For some spectators, the annual World War II re-enactments in Oak Ridge are more than just entertainment.
Some fought in the war or had relatives who did.
Jonathan Tackett said the re-enactments during the Secret City Festival give him an idea of what his grandfather experienced when he fought in the U.S. Army in Europe.
“I’m standing here seeing the fruits of his labor,” the 14-year-old Clinton resident said. “He fought for his country.”
Saturday’s two re-enactments featured almost 200 people in a dozen World War II-era vehicles, said Keith Rutherford, battalion executive officer of the Five Oh First Group in Knoxville, the battle’s main unit host.
It’s one of the largest re-enactments in the South, and it has grown from 28 people and one Jeep when it started 10 years ago.
An estimated 5,000 to 7,000 turn out for the two mock battles, in which British and American forces fight and defeat German military personnel.
“It’s entertaining for the public,” Rutherford said.

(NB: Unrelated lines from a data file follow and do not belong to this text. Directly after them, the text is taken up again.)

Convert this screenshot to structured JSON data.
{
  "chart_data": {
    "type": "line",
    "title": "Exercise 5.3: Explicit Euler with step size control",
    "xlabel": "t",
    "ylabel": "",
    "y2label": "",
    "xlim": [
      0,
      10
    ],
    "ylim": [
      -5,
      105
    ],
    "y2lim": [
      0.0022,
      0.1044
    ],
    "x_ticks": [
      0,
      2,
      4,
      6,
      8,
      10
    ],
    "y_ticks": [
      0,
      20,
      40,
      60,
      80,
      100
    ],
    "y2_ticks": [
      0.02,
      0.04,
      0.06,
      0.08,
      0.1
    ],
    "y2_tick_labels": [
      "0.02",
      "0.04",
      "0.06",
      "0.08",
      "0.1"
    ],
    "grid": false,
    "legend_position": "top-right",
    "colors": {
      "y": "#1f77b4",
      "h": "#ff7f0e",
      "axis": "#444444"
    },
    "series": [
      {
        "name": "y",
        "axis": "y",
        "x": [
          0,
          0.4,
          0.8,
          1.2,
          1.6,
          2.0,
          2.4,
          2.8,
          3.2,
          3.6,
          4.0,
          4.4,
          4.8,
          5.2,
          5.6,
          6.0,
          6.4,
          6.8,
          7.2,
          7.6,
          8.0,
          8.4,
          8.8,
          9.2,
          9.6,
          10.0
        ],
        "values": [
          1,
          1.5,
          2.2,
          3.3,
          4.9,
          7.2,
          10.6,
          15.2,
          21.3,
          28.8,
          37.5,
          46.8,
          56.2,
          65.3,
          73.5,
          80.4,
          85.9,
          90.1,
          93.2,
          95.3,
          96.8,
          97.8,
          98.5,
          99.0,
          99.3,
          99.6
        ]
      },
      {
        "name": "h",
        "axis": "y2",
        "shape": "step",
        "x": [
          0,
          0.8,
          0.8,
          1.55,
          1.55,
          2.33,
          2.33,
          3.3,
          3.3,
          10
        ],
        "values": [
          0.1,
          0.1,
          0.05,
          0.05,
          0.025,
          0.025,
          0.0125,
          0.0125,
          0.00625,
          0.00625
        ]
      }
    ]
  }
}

Garfield Gilreath of Knoxville fought in the South Pacific during World War II, and he wasn’t able to talk about his experiences when he first returned.
His granddaughter is one of the re-enactors, and she urged him to attend this year.
“I thought they put on pretty good,” Gilreath said.
Besides the re-enactment, the Secret City Festival this past weekend also included concerts, areas for children and teenagers, Oak Ridge history exhibits, Manhattan Project site tours, regional exhibitors and vendors, arts and crafts, and a BMX bike exhibition.